Anti Tai Mapping for Unordered Labeled Trees

TL;DR

This paper introduces the concept of anti Tai mappings for unordered labeled trees, providing polynomial algorithms for special cases and a lower bound approach for the general problem, aiding in solving the maximum-weight Tai mapping.

Contribution

It defines anti Tai mappings and develops polynomial algorithms for cases where one tree is a path and for a restricted class of mappings, advancing methods to approximate maximum-weight Tai mappings.

Findings

Polynomial-time algorithm for anti Tai mapping when one tree is a path.

Extension to a lower bound for general unordered trees.

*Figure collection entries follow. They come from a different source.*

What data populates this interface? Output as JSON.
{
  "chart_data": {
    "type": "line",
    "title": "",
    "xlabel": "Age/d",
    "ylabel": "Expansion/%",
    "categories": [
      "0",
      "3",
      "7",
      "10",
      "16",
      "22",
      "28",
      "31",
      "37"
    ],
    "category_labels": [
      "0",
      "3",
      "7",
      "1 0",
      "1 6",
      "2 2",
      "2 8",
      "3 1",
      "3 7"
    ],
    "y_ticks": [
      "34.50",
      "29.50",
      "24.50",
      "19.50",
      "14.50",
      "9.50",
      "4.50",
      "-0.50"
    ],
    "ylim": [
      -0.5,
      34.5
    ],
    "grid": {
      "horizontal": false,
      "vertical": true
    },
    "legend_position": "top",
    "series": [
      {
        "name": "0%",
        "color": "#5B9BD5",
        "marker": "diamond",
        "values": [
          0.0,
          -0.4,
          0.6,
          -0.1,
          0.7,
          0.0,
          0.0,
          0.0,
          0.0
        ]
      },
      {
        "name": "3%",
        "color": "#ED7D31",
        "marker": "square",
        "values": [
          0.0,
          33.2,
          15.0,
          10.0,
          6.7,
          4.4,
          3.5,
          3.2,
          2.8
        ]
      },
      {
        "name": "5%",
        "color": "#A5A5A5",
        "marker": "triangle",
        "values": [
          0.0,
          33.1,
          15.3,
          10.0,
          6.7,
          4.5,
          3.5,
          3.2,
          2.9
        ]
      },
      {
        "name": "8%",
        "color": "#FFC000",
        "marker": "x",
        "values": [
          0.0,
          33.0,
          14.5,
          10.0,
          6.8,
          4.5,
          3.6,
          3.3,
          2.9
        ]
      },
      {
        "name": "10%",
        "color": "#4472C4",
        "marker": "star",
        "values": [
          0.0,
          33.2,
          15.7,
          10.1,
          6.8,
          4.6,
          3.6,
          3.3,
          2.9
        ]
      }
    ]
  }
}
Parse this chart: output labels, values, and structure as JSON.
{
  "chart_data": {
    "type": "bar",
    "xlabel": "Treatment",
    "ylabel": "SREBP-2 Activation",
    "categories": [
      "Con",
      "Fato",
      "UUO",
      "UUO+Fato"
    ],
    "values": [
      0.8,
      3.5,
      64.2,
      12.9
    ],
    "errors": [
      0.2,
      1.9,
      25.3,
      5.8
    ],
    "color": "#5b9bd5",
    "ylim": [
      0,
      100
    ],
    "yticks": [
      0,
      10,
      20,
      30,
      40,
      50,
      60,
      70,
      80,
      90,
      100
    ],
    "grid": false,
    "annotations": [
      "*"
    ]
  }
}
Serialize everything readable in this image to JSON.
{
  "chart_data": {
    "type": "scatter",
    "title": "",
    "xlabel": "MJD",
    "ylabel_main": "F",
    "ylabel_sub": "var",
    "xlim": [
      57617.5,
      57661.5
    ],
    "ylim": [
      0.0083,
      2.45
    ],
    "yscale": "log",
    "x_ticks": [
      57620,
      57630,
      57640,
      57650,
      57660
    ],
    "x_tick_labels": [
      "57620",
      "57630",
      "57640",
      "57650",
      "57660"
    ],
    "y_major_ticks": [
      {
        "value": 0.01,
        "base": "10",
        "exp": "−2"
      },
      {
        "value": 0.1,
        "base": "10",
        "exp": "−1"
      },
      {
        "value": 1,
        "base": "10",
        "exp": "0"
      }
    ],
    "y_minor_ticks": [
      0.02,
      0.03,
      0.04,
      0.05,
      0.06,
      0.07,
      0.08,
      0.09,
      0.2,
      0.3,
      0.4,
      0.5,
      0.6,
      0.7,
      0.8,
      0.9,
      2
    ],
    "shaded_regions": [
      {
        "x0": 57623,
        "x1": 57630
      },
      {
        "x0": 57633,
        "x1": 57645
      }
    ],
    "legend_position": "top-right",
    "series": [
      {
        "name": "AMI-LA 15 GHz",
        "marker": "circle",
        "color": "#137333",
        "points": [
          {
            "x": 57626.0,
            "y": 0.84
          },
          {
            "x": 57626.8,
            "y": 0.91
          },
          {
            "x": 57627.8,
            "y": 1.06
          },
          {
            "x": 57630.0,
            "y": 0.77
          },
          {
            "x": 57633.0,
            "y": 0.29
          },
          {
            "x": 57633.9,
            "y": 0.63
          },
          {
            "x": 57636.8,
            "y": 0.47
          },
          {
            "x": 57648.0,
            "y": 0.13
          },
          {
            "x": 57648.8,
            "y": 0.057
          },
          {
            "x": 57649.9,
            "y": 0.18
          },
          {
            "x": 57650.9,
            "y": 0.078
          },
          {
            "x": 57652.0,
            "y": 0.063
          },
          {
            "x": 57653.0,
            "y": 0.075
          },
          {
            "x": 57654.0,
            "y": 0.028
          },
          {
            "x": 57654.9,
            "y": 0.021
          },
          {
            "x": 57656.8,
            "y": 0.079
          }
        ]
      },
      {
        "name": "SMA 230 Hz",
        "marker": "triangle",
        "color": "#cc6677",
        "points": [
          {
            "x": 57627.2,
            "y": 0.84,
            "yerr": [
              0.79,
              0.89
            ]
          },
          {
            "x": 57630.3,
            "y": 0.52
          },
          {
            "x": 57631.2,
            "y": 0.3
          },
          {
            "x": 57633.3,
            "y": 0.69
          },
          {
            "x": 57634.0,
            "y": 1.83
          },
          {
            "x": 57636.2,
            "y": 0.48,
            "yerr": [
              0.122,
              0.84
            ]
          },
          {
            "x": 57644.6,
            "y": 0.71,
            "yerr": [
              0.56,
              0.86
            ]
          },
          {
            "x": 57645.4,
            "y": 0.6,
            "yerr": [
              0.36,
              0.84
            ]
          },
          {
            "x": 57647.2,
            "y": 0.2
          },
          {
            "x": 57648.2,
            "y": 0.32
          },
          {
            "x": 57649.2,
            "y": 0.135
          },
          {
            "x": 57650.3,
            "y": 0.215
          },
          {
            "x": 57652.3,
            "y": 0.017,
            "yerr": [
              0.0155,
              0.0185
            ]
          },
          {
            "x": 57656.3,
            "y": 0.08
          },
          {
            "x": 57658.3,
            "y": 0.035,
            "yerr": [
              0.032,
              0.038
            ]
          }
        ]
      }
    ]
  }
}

Efficient algorithm for a restricted class of anti Tai mappings in quadratic time.

Abstract

The well-studied Tai mapping between two rooted labeled trees $T_1(V_1, E_1)$ and $T_2(V_2, E_2)$ defines a one-to-one mapping between nodes in $T_1$ and $T_2$ that preserves ancestor relationship. For unordered trees the problem of finding a maximum-weight Tai mapping is known to be NP-complete. In this work, we define an anti Tai mapping $M\subseteq V_1\times V_2$ as a binary relation between two unordered labeled trees such that any two $(x,y), (x', y')\in M$ violate ancestor relationship and thus cannot be part of the same Tai mapping, i.e. $(x\le x' \iff y\not \le y') \vee (x'\le x \iff y'\not \le y)$, given an ancestor order $x<x'$ meaning that $x$ is an ancestor of $x'$. Finding a maximum-weight anti Tai mapping arises in the cutting plane method for solving the maximum-weight Tai mapping problem via integer programming. We give an efficient polynomial-time algorithm for finding a maximum-weight anti Tai mapping for the case when one of the two trees is a path and further show how to extend this result in order to provide a polynomially computable lower bound on the optimal anti Tai mapping for two unordered labeled trees. The latter result stems from the special class of anti Tai mapping defined by the more restricted condition $x\sim x' \iff y\not\sim y'$, where $\sim$ denotes that two nodes belong to the same root-to-leaf path. For this class, we give an efficient algorithm that solves the problem directly on two unordered trees in $O(|V_1|^2|V_2|^2)$.